Video•Mar 31, 2026
Every Major Economy Is Trying to Ditch Visa & MasterCard
The video outlines a worldwide surge to replace Visa and Mastercard with home‑grown payment networks. From the UK’s Delivery Co. to Europe’s Wero, Brazil’s Pix, India’s UPI, Russia’s MIR and China’s UnionPay, every major economy is either launching or scaling alternatives that bypass the American card duopoly.

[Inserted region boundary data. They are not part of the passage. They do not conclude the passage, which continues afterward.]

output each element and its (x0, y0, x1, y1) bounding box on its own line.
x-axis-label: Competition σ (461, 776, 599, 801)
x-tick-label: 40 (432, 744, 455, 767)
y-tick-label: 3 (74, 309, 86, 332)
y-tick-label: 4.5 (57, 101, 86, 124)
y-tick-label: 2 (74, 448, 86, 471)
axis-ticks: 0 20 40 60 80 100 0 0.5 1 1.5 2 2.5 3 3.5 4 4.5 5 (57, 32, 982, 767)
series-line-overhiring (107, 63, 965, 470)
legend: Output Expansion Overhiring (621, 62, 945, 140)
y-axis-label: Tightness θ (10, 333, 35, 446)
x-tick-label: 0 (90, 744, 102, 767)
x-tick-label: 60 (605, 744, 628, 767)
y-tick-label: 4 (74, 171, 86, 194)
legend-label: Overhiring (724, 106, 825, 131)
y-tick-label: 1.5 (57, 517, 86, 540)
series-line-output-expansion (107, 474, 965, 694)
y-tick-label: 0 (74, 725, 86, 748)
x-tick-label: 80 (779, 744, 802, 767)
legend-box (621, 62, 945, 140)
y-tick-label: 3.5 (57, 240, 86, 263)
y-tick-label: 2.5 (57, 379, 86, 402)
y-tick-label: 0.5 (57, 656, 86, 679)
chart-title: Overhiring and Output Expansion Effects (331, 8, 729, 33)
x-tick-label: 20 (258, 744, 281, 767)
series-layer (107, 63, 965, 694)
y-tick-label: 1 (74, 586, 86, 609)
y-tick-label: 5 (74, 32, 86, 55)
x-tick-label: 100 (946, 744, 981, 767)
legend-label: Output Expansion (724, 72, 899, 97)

Key data points include Europe’s Wero already counting 47 million users and targeting 130 million more, Brazil’s Pix handling billions of transactions with zero‑fee consumer pricing, and India’s UPI processing trillions of rupees daily through a government‑mandated standard. Meanwhile Visa reported $40 billion in revenue and $20 billion in profit last year, and Mastercard’s non‑U.S. volume grew 12 % versus 5 % domestically.
Notable anecdotes illustrate the shift: Jack Ma called WeChat’s red‑packet rollout a “Pearl Harbor moment,” prompting Alibaba to force Alipay adoption; Brazil made Pix participation mandatory for banks with over 500,000 accounts; and Europe’s private‑sector European Payment Initiative (EPI) is racing the ECB’s digital euro, both vying to embed a unified UI over SEPA.
The implications are mixed. Card networks enjoy short‑term profit spikes as digital payments expand globally, yet the growing, interoperable ecosystems—especially those backed by governments—could erode their market share over the next decade, forcing Visa and Mastercard to adapt or partner with emerging platforms.